"THAT SHOWER ACTUALLY works," explains director Zhang Yang. "It was the most expensive part of the film. We had to hire an engineer to design it, and then another one to actually build it, with tubes going all over the place."

Yang is describing the elaborate automatic shower set-piece that opens his new feature, Shower. Designed as a sort of human car wash, the automatic shower allows the user to simply stand on a turntable and be sprayed with soap, buffed by rolling sponges, rinsed off, and finally vacuumed dry. "So, it worked, but there was no hot water. And a little secret: That scene is my cameo. It was quite cold."

Shower examines the dying days of a grand old bathhouse in Beijing. Naturally, the bathhouse is symbolic of all that will be laid to waste by the scythe of progress: community, filial piety, humility, and so on. Run by the sympathetic Master Liu (Zhu Xu) and his retarded son, Er Ming (Jiang Wu), the bathhouse is as old-fashioned as it is vital--a stout, wise institution where no problem is unwelcome; where comradeship is tenderly encouraged, and one's right to indulge is never questioned. Set in a grand, wheezy old building in an overlooked corner of the ageless city, the bathhouse serves as the social hub of an elderly fraternity, and contrary to what the lady's bottom in Shower's advertisement promises, the film is populated almost exclusively by melancholic old men who predictably complain about youth and argue among themselves.
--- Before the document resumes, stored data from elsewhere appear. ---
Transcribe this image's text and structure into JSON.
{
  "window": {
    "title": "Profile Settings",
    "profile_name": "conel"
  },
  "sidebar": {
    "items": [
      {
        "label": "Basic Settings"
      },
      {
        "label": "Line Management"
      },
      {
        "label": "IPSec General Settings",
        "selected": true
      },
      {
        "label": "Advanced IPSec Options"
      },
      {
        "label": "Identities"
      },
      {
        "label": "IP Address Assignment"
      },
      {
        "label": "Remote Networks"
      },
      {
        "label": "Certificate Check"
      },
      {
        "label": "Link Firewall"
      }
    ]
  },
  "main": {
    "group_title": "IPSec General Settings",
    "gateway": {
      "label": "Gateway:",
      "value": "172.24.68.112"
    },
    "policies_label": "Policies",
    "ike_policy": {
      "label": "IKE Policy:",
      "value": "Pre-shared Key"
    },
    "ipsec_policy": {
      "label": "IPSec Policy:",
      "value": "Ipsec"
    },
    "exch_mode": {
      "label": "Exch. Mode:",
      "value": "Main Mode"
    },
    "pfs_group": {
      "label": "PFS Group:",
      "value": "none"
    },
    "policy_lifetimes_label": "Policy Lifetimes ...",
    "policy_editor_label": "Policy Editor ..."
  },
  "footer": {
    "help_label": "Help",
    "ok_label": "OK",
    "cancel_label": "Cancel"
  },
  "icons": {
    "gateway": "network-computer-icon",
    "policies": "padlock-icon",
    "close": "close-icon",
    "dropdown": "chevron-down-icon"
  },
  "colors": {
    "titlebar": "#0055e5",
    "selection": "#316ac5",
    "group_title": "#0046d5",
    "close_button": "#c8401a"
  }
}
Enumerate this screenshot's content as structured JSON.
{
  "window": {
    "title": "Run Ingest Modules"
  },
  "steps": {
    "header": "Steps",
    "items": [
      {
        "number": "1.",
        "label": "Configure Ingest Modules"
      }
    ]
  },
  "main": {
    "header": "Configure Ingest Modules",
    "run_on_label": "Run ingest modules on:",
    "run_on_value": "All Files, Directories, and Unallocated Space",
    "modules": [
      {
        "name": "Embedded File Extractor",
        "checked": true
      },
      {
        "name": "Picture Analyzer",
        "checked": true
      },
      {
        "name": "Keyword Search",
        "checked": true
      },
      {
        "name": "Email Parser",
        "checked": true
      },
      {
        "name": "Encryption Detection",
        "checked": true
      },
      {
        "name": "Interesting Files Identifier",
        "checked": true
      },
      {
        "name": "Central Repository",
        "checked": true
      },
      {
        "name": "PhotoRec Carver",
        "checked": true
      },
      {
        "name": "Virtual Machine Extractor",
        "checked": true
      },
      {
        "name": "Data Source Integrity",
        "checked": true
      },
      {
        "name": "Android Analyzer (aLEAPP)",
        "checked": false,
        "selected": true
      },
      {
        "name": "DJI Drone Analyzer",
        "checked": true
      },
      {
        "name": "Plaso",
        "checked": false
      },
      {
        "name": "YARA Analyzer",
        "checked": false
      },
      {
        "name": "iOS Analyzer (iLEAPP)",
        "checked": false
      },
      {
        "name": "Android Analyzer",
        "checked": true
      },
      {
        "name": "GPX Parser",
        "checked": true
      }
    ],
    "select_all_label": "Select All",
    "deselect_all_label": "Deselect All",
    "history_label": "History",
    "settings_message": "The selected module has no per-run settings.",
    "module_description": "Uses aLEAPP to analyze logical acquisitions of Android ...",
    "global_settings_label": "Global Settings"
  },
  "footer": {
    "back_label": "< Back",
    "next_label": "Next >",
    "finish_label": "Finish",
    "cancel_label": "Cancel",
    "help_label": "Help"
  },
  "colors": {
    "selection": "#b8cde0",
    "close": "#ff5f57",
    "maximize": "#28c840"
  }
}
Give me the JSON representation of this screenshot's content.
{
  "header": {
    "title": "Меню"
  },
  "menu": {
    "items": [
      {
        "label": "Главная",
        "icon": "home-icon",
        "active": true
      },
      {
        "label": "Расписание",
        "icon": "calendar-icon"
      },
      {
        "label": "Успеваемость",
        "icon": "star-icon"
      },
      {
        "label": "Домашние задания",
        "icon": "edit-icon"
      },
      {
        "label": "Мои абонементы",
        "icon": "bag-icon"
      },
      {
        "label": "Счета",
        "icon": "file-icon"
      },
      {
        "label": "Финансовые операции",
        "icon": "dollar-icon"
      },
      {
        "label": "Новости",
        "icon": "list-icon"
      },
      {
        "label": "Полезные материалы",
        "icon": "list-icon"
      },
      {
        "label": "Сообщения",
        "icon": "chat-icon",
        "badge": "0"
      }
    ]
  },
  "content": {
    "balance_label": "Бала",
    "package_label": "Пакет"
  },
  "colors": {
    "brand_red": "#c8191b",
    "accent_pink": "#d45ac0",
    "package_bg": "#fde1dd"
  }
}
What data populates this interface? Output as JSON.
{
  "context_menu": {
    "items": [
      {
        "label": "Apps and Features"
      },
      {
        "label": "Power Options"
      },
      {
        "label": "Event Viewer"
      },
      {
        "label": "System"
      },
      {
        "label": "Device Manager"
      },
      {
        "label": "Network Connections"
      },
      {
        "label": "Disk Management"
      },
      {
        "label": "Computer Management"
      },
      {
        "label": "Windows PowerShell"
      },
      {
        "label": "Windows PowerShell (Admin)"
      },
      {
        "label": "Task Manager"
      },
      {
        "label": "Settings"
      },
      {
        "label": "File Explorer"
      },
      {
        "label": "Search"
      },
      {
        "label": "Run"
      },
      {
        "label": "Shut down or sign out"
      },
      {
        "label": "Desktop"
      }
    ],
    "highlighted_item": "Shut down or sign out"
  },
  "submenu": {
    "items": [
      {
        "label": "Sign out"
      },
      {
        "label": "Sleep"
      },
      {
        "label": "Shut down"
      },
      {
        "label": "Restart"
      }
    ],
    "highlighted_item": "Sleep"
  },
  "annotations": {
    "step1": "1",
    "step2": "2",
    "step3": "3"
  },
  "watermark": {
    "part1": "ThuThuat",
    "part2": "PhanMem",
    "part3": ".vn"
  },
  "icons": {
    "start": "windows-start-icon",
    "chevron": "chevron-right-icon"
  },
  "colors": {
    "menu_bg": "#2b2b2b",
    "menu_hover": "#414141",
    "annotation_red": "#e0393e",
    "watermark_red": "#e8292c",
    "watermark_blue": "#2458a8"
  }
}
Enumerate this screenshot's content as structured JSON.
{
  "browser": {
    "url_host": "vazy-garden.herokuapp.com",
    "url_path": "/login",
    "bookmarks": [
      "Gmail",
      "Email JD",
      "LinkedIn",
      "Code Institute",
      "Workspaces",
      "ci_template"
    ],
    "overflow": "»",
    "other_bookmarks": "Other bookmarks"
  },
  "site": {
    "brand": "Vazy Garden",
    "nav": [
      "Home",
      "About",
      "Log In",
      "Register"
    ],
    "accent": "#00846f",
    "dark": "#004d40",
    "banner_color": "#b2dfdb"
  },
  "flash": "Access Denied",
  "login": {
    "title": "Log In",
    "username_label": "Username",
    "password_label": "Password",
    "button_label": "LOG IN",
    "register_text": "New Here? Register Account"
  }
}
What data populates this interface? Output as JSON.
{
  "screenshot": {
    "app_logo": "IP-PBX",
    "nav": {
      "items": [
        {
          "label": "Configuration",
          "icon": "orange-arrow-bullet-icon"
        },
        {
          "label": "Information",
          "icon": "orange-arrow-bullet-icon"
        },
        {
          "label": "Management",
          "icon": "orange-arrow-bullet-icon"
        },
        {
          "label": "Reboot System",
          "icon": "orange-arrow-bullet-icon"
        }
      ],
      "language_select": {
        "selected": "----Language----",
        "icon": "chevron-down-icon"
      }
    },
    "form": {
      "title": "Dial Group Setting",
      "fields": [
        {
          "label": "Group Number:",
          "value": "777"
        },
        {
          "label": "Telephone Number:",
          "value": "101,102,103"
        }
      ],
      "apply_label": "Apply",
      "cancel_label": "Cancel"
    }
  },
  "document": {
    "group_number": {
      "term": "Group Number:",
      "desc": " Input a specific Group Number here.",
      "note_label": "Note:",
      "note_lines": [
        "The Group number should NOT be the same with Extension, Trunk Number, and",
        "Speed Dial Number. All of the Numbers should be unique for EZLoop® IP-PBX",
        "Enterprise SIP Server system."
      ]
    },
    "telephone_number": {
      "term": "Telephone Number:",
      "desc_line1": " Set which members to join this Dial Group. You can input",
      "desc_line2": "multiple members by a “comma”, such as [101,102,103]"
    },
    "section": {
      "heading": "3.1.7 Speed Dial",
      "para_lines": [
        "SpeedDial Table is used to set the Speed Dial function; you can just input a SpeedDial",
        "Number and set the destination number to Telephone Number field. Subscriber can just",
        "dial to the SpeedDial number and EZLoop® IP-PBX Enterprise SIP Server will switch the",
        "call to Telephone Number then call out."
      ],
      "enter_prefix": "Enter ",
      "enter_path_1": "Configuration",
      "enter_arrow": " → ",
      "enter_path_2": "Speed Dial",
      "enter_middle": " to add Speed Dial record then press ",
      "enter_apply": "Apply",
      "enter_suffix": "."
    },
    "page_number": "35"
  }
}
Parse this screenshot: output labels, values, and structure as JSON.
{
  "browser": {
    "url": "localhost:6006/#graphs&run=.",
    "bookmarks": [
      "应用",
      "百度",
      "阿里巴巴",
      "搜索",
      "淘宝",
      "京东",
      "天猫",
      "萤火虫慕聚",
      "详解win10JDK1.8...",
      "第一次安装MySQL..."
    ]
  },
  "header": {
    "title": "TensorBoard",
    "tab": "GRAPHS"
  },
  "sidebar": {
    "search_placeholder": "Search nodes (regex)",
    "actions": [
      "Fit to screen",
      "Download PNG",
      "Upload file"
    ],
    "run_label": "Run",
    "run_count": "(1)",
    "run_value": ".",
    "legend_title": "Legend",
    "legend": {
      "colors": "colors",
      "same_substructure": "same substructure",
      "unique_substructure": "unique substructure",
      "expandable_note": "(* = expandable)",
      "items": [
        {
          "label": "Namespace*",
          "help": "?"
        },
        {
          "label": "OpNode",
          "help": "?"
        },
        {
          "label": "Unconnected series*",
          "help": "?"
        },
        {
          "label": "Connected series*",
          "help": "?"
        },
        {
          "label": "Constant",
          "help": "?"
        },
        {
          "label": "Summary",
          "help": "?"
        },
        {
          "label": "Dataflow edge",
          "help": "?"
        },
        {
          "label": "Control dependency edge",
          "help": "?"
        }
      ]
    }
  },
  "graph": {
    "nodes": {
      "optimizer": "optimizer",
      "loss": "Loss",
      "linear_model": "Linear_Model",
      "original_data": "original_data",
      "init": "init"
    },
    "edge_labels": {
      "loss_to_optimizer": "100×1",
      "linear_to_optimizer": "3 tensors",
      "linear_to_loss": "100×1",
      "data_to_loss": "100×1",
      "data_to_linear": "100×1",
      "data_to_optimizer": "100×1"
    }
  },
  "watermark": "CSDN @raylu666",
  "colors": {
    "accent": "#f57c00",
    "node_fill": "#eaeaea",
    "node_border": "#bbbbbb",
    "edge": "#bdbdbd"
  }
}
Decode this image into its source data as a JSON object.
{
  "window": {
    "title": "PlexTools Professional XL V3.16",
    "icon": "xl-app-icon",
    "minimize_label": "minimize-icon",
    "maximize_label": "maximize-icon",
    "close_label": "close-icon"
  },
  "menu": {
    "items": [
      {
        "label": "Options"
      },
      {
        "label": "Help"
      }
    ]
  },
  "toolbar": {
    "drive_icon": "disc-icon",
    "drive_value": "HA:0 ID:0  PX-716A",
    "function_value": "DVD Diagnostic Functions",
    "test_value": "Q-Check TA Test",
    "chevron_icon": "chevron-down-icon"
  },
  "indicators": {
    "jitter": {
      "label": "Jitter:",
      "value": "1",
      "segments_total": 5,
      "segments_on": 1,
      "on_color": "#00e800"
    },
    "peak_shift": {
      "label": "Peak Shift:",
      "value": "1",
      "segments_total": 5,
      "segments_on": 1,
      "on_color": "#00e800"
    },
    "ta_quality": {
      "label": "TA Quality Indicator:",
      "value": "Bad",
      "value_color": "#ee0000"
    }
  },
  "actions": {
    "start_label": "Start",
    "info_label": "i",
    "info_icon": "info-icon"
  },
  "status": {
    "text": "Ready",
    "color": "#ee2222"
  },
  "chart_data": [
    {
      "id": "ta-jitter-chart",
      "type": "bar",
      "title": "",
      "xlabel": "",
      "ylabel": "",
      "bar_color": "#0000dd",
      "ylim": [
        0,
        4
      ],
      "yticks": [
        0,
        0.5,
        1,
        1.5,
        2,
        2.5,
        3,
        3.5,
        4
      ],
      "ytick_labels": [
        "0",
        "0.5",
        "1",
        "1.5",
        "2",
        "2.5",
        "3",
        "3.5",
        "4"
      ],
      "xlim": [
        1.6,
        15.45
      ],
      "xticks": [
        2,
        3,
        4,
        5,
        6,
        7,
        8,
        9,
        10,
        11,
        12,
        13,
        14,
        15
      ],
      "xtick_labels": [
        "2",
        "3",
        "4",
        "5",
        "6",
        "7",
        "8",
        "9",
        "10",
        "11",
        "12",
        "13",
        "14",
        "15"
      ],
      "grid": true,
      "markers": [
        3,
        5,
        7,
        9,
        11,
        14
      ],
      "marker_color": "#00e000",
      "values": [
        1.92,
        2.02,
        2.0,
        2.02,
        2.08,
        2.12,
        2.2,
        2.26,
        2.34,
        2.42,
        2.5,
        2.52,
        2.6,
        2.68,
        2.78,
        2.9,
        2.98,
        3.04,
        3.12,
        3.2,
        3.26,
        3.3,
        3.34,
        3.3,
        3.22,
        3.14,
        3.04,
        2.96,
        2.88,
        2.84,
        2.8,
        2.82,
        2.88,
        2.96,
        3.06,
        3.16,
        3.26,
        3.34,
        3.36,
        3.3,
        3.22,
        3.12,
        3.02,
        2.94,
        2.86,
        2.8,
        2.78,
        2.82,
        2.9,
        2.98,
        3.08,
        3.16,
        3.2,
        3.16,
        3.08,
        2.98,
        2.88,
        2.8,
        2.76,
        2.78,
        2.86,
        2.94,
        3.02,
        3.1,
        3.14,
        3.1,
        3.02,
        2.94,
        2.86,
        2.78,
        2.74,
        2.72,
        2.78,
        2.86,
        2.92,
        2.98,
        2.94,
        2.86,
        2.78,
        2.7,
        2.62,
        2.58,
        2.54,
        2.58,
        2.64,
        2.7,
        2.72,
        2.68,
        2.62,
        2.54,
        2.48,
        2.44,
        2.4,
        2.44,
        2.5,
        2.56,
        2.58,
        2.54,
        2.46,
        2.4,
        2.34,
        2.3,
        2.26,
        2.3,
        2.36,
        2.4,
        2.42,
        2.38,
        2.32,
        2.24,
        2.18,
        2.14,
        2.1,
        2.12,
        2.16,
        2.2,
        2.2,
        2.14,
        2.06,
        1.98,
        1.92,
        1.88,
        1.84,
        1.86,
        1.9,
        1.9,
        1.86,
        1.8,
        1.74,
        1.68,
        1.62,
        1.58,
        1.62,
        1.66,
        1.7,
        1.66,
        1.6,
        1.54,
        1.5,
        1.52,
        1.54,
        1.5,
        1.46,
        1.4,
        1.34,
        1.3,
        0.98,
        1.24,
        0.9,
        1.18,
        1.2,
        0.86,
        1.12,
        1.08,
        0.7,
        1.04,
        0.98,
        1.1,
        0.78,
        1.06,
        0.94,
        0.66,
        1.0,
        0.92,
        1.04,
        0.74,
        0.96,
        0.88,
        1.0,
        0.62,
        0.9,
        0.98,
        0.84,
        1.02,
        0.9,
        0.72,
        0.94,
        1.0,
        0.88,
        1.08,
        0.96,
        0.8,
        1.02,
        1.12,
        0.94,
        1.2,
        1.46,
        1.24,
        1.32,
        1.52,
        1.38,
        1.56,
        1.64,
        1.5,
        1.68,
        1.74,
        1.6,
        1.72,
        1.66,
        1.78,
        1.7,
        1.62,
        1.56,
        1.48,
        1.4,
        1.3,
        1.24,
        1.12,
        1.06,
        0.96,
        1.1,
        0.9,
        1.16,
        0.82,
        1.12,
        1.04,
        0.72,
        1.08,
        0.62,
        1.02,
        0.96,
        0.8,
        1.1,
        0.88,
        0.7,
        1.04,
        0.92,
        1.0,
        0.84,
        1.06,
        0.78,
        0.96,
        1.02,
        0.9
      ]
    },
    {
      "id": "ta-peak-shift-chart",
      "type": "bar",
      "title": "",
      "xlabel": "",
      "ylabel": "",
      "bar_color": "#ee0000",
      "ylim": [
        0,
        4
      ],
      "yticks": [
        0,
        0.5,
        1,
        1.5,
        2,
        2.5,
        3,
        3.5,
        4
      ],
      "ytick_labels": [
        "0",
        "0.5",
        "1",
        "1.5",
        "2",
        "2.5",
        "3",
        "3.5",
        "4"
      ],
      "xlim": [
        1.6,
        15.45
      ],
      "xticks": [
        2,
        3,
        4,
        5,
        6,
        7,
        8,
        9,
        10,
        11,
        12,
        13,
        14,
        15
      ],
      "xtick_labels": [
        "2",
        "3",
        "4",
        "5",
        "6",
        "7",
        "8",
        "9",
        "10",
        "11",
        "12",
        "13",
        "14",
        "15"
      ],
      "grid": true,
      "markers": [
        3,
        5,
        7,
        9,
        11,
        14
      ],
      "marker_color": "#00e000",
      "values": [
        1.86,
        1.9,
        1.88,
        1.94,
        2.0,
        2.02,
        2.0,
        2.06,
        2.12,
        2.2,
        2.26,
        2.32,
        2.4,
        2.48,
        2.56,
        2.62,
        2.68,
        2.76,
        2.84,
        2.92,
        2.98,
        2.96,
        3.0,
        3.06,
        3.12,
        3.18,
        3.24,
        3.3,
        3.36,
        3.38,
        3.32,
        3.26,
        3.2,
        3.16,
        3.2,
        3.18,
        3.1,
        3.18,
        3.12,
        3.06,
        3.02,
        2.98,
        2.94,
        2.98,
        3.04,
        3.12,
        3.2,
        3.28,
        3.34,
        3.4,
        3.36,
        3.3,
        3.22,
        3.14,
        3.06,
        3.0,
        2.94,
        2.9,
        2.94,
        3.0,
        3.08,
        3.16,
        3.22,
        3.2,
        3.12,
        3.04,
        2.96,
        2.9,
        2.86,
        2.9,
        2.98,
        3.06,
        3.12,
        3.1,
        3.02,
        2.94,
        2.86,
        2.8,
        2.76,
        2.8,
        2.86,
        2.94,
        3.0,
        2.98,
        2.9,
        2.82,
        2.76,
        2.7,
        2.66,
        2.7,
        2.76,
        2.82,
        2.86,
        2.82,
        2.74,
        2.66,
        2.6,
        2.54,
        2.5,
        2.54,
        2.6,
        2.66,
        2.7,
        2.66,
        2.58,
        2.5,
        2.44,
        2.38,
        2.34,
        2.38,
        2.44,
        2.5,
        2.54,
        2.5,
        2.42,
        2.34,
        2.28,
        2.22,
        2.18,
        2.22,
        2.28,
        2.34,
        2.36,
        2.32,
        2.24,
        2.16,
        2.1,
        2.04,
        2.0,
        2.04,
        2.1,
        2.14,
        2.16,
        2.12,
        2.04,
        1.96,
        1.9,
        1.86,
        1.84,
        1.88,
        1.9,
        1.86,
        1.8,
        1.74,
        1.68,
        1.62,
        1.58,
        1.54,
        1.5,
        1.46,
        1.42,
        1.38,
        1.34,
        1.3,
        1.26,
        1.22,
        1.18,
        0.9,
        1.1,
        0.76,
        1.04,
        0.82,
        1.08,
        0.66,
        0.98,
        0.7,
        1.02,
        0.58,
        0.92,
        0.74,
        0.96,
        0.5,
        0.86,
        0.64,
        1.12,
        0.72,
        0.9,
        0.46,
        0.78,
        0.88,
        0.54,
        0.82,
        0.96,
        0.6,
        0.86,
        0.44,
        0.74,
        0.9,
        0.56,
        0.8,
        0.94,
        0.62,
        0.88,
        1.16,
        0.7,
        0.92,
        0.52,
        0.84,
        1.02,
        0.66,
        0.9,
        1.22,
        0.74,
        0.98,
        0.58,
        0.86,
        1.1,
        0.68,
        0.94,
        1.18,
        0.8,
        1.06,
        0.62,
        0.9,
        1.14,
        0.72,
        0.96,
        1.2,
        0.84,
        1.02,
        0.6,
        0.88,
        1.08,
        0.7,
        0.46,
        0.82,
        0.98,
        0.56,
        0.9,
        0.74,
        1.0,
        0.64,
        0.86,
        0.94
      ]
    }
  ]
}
When Master Liu's yuppie son Da Ming (Pu Cun Xin) grudgingly returns to Beijing to help run the bathhouse, we are set on the inevitable collision course between old and new, youth and age, tradition and progress.

Though not a particularly insightful or even original film, Shower is nonetheless satisfying. Its pleasures come almost entirely from its construction: Wonderfully cast, well scripted, and lovingly filmed ("We had to look hard to find that bathhouse; there really are only a few left," says Yang), Shower is comfort food for the cinema--bland, but soothing. The mechanics of the story are tried and true (sons forgiving fathers, the retarded brother showing the way to happiness), and certainly flirt with the maudlin, yet the touch is light and restrained, and the flirtation never evolves beyond that. Moreover, the attention to detail, particularly in the depiction of Master Liu's transcendent relationship with his retarded son, is rich and rewarding. There is one sequence in particular that achieves a gentle grace, in which Master Liu runs round the block with Er Ming, the two of them bouncing slowly down the street in their garish sweatsuits. Rounding the corner, they slip through a park, and cross a little plaza filled with elderly people exercising in the thin light of early evening. The camera lingers on the sight of this wayward urban gathering, content, for a moment, to just watch and appreciate before catching up to the patient father and his energetic son.

In the end, Shower washes over you with the ease of passionate presentation, gingerly sidestepping the weaknesses of its conception. Designed as an "urban story for people living in the city, with an emphasis on real lives--stuff that the audience can relate to," Shower fulfills its role dutifully, allowing the intelligence of its craft to stand firm. I am not surprised when the film's producer tells me that Shower broke box-office records in China.

Which brings me to the one abiding curiosity of the film. In the credits, one name stands out sorely: that of the film's producer, Peter Loehr. "Shower is our third production," Loehr explains, speaking of his smashingly successful Imar Film Co., the first legal independent film company in China. "I was interested in founding a company that would work with new talent and address, sort of, the real issues of new Chinese society," he tells me in New York-tinted American English. He elaborates casually on the lengthy process of securing native Shanghai investors, arguing with studios for distribution deals, and generally shaking up the entrenched Chinese film industry, seemingly oblivious to the shock I register at the realization that he has accomplished these feats almost single-handedly by the age of 34--entirely in Mandarin Chinese. "It's been difficult, but the public really seems to respond well," he smiles.